Virtual team building can bridge this gap and strengthen the bonds between remote team members. According to Nulab’s survey, 96% of employees believe that team building activities enhance collaboration and rapport with co-workers.
Team members who know each other well understand each other’s strengths and weaknesses, know who to turn to for help and advice, and have a greater sense of community and shared goals.
Team building achieves another important goal too: it allows remote teams to hone important team work skills, such as collaborative problem solving, team leader skills, and conflict resolution, in a low-stakes environment. The more practice team members have, the more prepared and confident they’ll be when they need to put those skills into use in challenging real-life situations. Team games not only sharpen these skills, but they're fun too!
Another significant benefit of team building activities is supporting the wellbeing of employees working alone. Globally, 20% of remote workers say they feel lonely, and the number is even higher in the UK, where 30.9% of employees working remotely experience loneliness.
Employee wellbeing is intricately linked to motivation, productivity and retention rates, so investing in activities that reduce loneliness makes good business sense. Building connections with co-workers through virtual team building sessions and remote team building activities is a great way to boost morale and help remote workers feel valued and supported.

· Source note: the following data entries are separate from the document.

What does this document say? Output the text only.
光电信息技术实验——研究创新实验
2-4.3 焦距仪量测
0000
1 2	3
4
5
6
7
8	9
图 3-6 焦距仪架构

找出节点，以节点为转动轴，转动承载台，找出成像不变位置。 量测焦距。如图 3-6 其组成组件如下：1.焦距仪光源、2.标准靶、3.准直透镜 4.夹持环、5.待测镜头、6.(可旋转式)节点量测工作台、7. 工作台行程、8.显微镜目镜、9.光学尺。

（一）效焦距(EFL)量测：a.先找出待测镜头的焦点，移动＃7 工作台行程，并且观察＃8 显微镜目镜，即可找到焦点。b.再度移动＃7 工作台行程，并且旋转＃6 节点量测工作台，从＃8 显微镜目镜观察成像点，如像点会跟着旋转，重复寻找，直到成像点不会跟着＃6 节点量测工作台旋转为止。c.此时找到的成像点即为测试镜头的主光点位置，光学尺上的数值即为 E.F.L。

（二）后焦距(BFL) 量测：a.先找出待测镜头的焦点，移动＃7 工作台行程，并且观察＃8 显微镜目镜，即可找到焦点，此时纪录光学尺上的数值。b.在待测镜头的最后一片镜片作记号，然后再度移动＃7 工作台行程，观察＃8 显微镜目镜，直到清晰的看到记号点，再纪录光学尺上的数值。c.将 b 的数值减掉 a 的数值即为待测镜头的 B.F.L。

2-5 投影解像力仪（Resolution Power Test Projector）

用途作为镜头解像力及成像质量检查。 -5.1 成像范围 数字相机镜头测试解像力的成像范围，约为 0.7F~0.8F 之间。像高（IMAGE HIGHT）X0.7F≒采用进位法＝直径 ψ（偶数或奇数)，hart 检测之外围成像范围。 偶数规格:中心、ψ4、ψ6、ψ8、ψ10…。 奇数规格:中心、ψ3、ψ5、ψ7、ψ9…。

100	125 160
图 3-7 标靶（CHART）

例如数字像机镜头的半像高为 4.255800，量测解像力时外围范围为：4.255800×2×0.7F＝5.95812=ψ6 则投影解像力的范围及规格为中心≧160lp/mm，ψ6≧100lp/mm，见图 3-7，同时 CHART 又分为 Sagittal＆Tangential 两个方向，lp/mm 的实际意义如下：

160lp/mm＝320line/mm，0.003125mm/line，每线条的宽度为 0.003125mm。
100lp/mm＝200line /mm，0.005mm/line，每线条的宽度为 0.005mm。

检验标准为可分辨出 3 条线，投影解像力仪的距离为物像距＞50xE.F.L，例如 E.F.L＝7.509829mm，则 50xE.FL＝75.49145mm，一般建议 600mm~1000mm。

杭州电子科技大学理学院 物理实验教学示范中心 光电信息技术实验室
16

General principles for good team building activities
Choose activities that fit your team
It takes planning to get remote team building right. First, take time to personalise your programme to suit your team and individual workers. A mixed team of office-based and remote workers has different needs compared to a fully remote one.

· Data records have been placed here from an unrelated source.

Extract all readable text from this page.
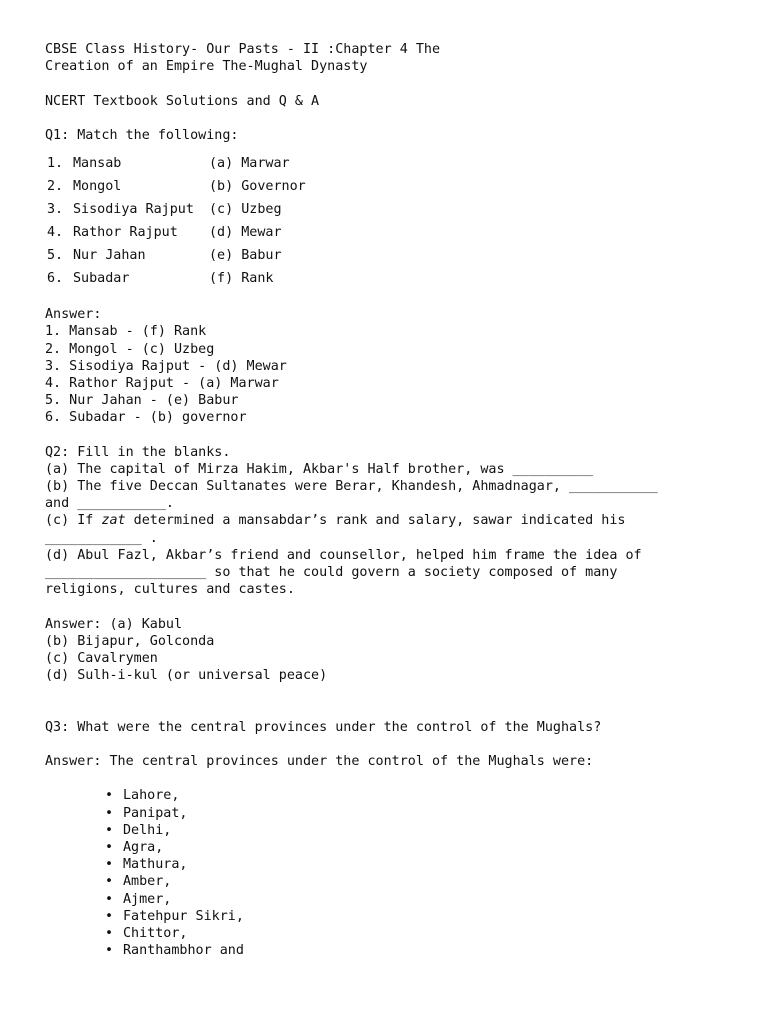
CBSE Class History- Our Pasts - II :Chapter 4 The
Creation of an Empire The-Mughal Dynasty
NCERT Textbook Solutions and Q & A
Q1: Match the following:
1.	Mansab	(a) Marwar
2.	Mongol	(b) Governor
3.	Sisodiya Rajput	(c) Uzbeg
4.	Rathor Rajput	(d) Mewar
5.	Nur Jahan	(e) Babur
6.	Subadar	(f) Rank
Answer:
1. Mansab - (f) Rank
2. Mongol - (c) Uzbeg
3. Sisodiya Rajput - (d) Mewar
4. Rathor Rajput - (a) Marwar
5. Nur Jahan - (e) Babur
6. Subadar - (b) governor
Q2: Fill in the blanks.
(a) The capital of Mirza Hakim, Akbar's Half brother, was __________
(b) The five Deccan Sultanates were Berar, Khandesh, Ahmadnagar, ___________
and ___________.
(c) If zat determined a mansabdar’s rank and salary, sawar indicated his
____________ .
(d) Abul Fazl, Akbar’s friend and counsellor, helped him frame the idea of
____________________ so that he could govern a society composed of many
religions, cultures and castes.
Answer: (a) Kabul
(b) Bijapur, Golconda
(c) Cavalrymen
(d) Sulh-i-kul (or universal peace)
Q3: What were the central provinces under the control of the Mughals?
Answer: The central provinces under the control of the Mughals were:
• Lahore,
• Panipat,
• Delhi,
• Agra,
• Mathura,
• Amber,
• Ajmer,
• Fatehpur Sikri,
• Chittor,
• Ranthambhor and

Similarly, a fledgling remote team is likely to need more help with technology and getting used to new tools, while an established one may require more socialising to combat loneliness.
Setting and tone may be factors here too. If your business is purely office-based, outdoor team building activities are likely to be well received for the change of scenery as much as anything. And if you typically have a serious, professional atmosphere, it might be time to give employees the chance to lighten up with some team games.
Define your team building objectives
Whether you opt for outdoor or indoor team building activities, it's critical that you and your employees understand why you doing these group activities.
When choosing a focus for a team building session, think of any common issues and complaints, and consider running a survey to find out what your remote workers themselves see as priorities. Use your findings to define your objectives and pick exercises and activities that support those goals.
Get people involved
To ensure maximum inclusivity, take into account individual personalities, cultural backgrounds and work environments too. A virtual after-work happy hour may suit many workers well but exclude others who have young kids at home or work in a different time zone. Again, surveying participants ahead of time can help you choose the most suitable and fun group activities.
Choose the right leader
Finally, facilitation can make or break virtual team building efforts. Online group activities can feel awkward at the best of times, so put someone in charge who’s enthusiastic, has a knack for motivating others and has the ability to read the virtual room. Ideally, that person (or people) should also have the know-how to be able to assist participants with any technological issues that may arise during a session.
Reap the rewards of cohesive teams
Remote team building may not seem like a top priority during what is a trying time for many businesses. However, the potential pay-off of teambuilding is considerable: happy remote workers who enjoy effortless collaboration with their co-workers are likely to remain productive, motivated, and loyal.